WAS THIS TEACHING THING ALL A MISTAKE?

The closest thing I can liken it to is that feeling you get when you’ve been in a car accident and you step out all wobbly, gingerly testing every part of your body. You think you might be OK, but then again you might be missing a limb and not feeling it because you are in deep shock. Everything seems vivid and clear and surreal. You are glad to be alive.

You take deep gulping breaths and blink back tears, tears that have been lurking since you ate your PB&J sandwich at noon and waited for the kids to come back from recess.

Today you have been sad, mad, and despairing, but mostly just powerless.
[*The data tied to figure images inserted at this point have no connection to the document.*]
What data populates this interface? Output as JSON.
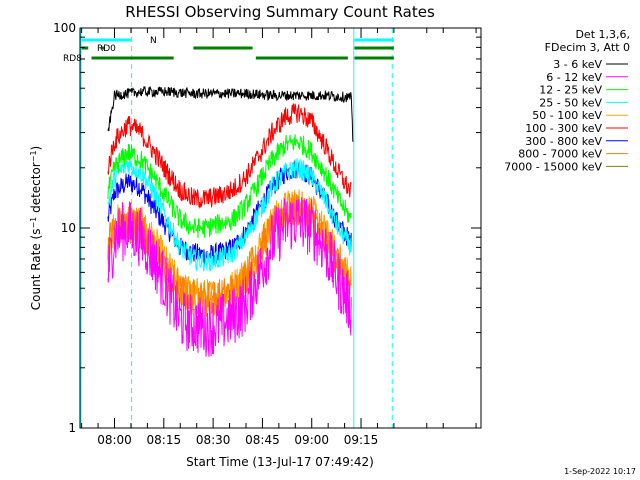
{
  "chart_data": {
    "type": "line",
    "title": "RHESSI Observing Summary Count Rates",
    "xlabel": "Start Time (13-Jul-17 07:49:42)",
    "ylabel": "Count Rate (s⁻¹ detector⁻¹)",
    "ylabel_parts": {
      "base": "Count Rate (s",
      "sup1": "−1",
      "mid": " detector",
      "sup2": "−1",
      "end": ")"
    },
    "y_scale": "log",
    "ylim": [
      1,
      100
    ],
    "y_tick_labels": [
      "1",
      "10",
      "100"
    ],
    "xlim_minutes": [
      -10.5,
      111.5
    ],
    "x_ticks": [
      {
        "label": "08:00",
        "minute": 0
      },
      {
        "label": "08:15",
        "minute": 15
      },
      {
        "label": "08:30",
        "minute": 30
      },
      {
        "label": "08:45",
        "minute": 45
      },
      {
        "label": "09:00",
        "minute": 60
      },
      {
        "label": "09:15",
        "minute": 75
      }
    ],
    "legend_header": [
      "Det 1,3,6,",
      "FDecim 3, Att 0"
    ],
    "legend_position": "right",
    "series": [
      {
        "name": "3 - 6 keV",
        "color": "#000000",
        "x": [
          -2,
          0,
          8,
          16,
          24,
          32,
          40,
          48,
          56,
          64,
          72,
          72.5
        ],
        "y": [
          30,
          46,
          48,
          48,
          47,
          47,
          47,
          46,
          46,
          46,
          45,
          28
        ]
      },
      {
        "name": "6 - 12 keV",
        "color": "#ff00ff",
        "x": [
          -2,
          0,
          4,
          8,
          12,
          16,
          20,
          24,
          28,
          32,
          36,
          40,
          44,
          48,
          52,
          56,
          60,
          64,
          68,
          72
        ],
        "y": [
          6,
          9,
          10,
          9,
          7,
          5,
          3.5,
          3.3,
          3.2,
          3.3,
          3.6,
          4.2,
          6,
          8.5,
          10.5,
          11,
          10,
          8,
          5.5,
          4
        ]
      },
      {
        "name": "12 - 25 keV",
        "color": "#00ff00",
        "x": [
          -2,
          0,
          4,
          8,
          12,
          16,
          20,
          24,
          28,
          32,
          36,
          40,
          44,
          48,
          52,
          56,
          60,
          64,
          68,
          72
        ],
        "y": [
          15,
          20,
          24,
          22,
          18,
          14,
          11,
          10,
          10,
          10.5,
          11,
          13,
          17,
          22,
          26,
          27,
          24,
          19,
          14,
          11
        ]
      },
      {
        "name": "25 - 50 keV",
        "color": "#00ffff",
        "x": [
          -2,
          0,
          4,
          8,
          12,
          16,
          20,
          24,
          28,
          32,
          36,
          40,
          44,
          48,
          52,
          56,
          60,
          64,
          68,
          72
        ],
        "y": [
          13,
          18,
          21,
          19,
          15,
          11,
          8,
          7,
          6.8,
          7,
          7.5,
          9,
          12,
          16,
          19,
          20,
          18,
          14,
          10,
          8
        ]
      },
      {
        "name": "50 - 100 keV",
        "color": "#ffa500",
        "x": [
          -2,
          0,
          4,
          8,
          12,
          16,
          20,
          24,
          28,
          32,
          36,
          40,
          44,
          48,
          52,
          56,
          60,
          64,
          68,
          72
        ],
        "y": [
          8,
          10.5,
          11,
          10.5,
          8.5,
          6.5,
          5,
          4.6,
          4.5,
          4.6,
          5,
          6,
          8,
          10.5,
          12.5,
          13,
          12,
          9.5,
          7,
          5.5
        ]
      },
      {
        "name": "100 - 300 keV",
        "color": "#ff0000",
        "x": [
          -2,
          0,
          4,
          8,
          12,
          16,
          20,
          24,
          28,
          32,
          36,
          40,
          44,
          48,
          52,
          56,
          60,
          64,
          68,
          72
        ],
        "y": [
          20,
          27,
          33,
          30,
          24,
          19,
          15.5,
          14,
          14,
          14.5,
          15.5,
          18,
          23,
          30,
          36,
          38,
          34,
          26,
          19,
          15
        ]
      },
      {
        "name": "300 - 800 keV",
        "color": "#0000ff",
        "x": [
          -2,
          0,
          4,
          8,
          12,
          16,
          20,
          24,
          28,
          32,
          36,
          40,
          44,
          48,
          52,
          56,
          60,
          64,
          68,
          72
        ],
        "y": [
          11,
          15,
          17,
          16,
          12.5,
          10,
          8,
          7.5,
          7.3,
          7.5,
          8,
          9.5,
          12.5,
          16,
          19,
          20,
          18,
          14,
          10.5,
          8.5
        ]
      },
      {
        "name": "800 - 7000 keV",
        "color": "#ff7f00",
        "x": [
          -2,
          0,
          4,
          8,
          12,
          16,
          20,
          24,
          28,
          32,
          36,
          40,
          44,
          48,
          52,
          56,
          60,
          64,
          68,
          72
        ],
        "y": [
          8.5,
          10,
          10.5,
          10,
          8,
          6,
          4.8,
          4.5,
          4.4,
          4.5,
          4.8,
          5.8,
          7.8,
          10,
          12,
          12.5,
          11.5,
          9,
          6.8,
          5
        ]
      },
      {
        "name": "7000 - 15000 keV",
        "color": "#808000",
        "x": [],
        "y": []
      }
    ],
    "flags": [
      {
        "label": "N",
        "color": "#00ffff",
        "intervals": [
          [
            -10,
            5
          ],
          [
            73,
            85
          ]
        ]
      },
      {
        "label": "RD0",
        "color": "#008000",
        "intervals": [
          [
            -10,
            -8
          ],
          [
            -4,
            -3
          ],
          [
            24,
            42
          ],
          [
            73,
            85
          ]
        ]
      },
      {
        "label": "RD8",
        "color": "#008000",
        "intervals": [
          [
            -7,
            18
          ],
          [
            43,
            71
          ],
          [
            73,
            85
          ]
        ]
      }
    ],
    "vlines_solid_minutes": [
      -10.2,
      72.8
    ],
    "vlines_dashed_minutes": [
      5.2,
      84.5
    ],
    "vline_color": "#00ffff",
    "footer_date": "1-Sep-2022 10:17"
  }
}
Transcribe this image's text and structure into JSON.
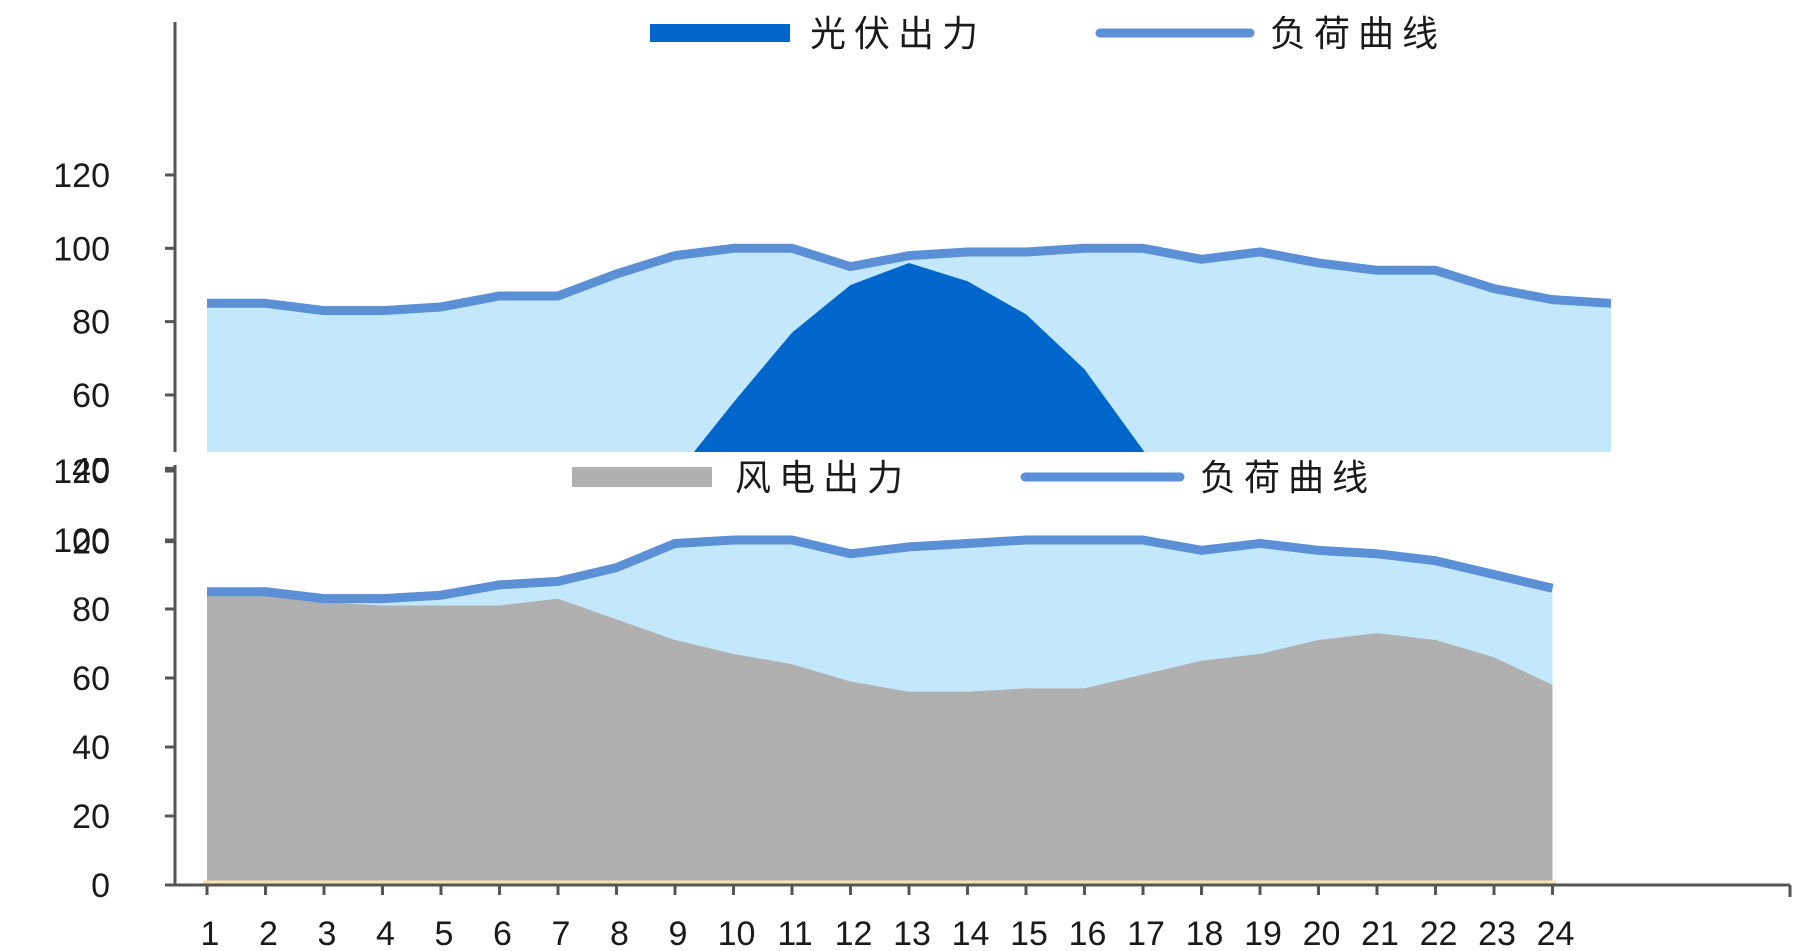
{
  "colors": {
    "load_fill": "#c3e8fb",
    "load_line": "#5b8fd6",
    "solar": "#0066cc",
    "wind": "#b0b0b0",
    "axis": "#555555",
    "baseline": "#f7e3b0"
  },
  "chart_data": [
    {
      "type": "area",
      "title": "",
      "xlabel": "",
      "ylabel": "",
      "ylim": [
        0,
        120
      ],
      "visible_ylim": [
        10,
        120
      ],
      "y_ticks": [
        120,
        100,
        80,
        60,
        40,
        20
      ],
      "grid": false,
      "legend_position": "top",
      "x": [
        1,
        2,
        3,
        4,
        5,
        6,
        7,
        8,
        9,
        10,
        11,
        12,
        13,
        14,
        15,
        16,
        17,
        18,
        19,
        20,
        21,
        22,
        23,
        24
      ],
      "series": [
        {
          "name": "光伏出力",
          "kind": "area",
          "color": "#0066cc",
          "x": [
            7.3,
            8,
            9,
            10,
            11,
            12,
            13,
            14,
            15,
            16,
            17,
            18,
            19,
            19.3
          ],
          "values": [
            10,
            15,
            38,
            58,
            77,
            90,
            96,
            91,
            82,
            67,
            45,
            23,
            10,
            10
          ]
        },
        {
          "name": "负荷曲线",
          "kind": "line",
          "color": "#5b8fd6",
          "x": [
            1,
            2,
            3,
            4,
            5,
            6,
            7,
            8,
            9,
            10,
            11,
            12,
            13,
            14,
            15,
            16,
            17,
            18,
            19,
            20,
            21,
            22,
            23,
            24,
            25
          ],
          "values": [
            85,
            85,
            83,
            83,
            84,
            87,
            87,
            93,
            98,
            100,
            100,
            95,
            98,
            99,
            99,
            100,
            100,
            97,
            99,
            96,
            94,
            94,
            89,
            86,
            85
          ]
        }
      ]
    },
    {
      "type": "area",
      "title": "",
      "xlabel": "",
      "ylabel": "",
      "ylim": [
        0,
        120
      ],
      "y_ticks": [
        120,
        100,
        80,
        60,
        40,
        20,
        0
      ],
      "grid": false,
      "legend_position": "top",
      "categories": [
        "1",
        "2",
        "3",
        "4",
        "5",
        "6",
        "7",
        "8",
        "9",
        "10",
        "11",
        "12",
        "13",
        "14",
        "15",
        "16",
        "17",
        "18",
        "19",
        "20",
        "21",
        "22",
        "23",
        "24"
      ],
      "series": [
        {
          "name": "风电出力",
          "kind": "area",
          "color": "#b0b0b0",
          "values": [
            85,
            84,
            82,
            81,
            81,
            81,
            83,
            77,
            71,
            67,
            64,
            59,
            56,
            56,
            57,
            57,
            61,
            65,
            67,
            71,
            73,
            71,
            66,
            58
          ]
        },
        {
          "name": "负荷曲线",
          "kind": "line",
          "color": "#5b8fd6",
          "values": [
            85,
            85,
            83,
            83,
            84,
            87,
            88,
            92,
            99,
            100,
            100,
            96,
            98,
            99,
            100,
            100,
            100,
            97,
            99,
            97,
            96,
            94,
            90,
            86
          ]
        }
      ]
    }
  ]
}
Over first and second graders.

My first day as a substitute teacher might have been better without the second grade boys in the mix. In fact, it most definitely would have been. The paper airplanes wouldn’t be stuck on top of the ceiling light fixture and the four-foot-tall stack of plastic tubs would not have careened to the ground and scattered all the regular teacher’s folders and papers all over the floor.

I just thank God that the head of the school did not walk in at that moment. With two boys denying responsibility at higher and higher decibel levels and a third boy sobbing his heart out and the rest of the class staring at me with saucer-sized eyes, wondering if I was going to hit someone.

The girls mostly got into fights with each other over sharing toys and where things such as rocket ships and flags were supposed to be stored. There were raised voices, there were tears, there was one who sat in a corner and sulked for ten minutes. I asked her if she wanted to talk and she shook her head so I left her there. She seemed to bounce back.

I don’t know. Was this whole idea of substitute teaching a massive mistake?

My Facebook friends were so encouraging! “You’ll be amazing . . . you’ll be great . . . you have so much wisdom . . . you’ll change lives!”

Not so much.

There were moments. Helping a little girl learn to read the words “ice cream and cake” was cool, and reading Horton Hears a Who to an exhausted class at the end of the day with one small child cuddled next to me was five minutes of well-earned bliss.

A little red-headed girl who was only with my class for an hour of spelling and writing came running in to give me a hug after school.

And A, despite being in tears several times during the day, presented me with this:

A’s Gift

I don’t know whether that is a TV or a couple of aliens coming in through a window, but it matters not. I will keep this picture as a reminder of my first day as a teacher. Someday I hope to laugh about it all. Right now, my stomach hurts. I have to go back tomorrow.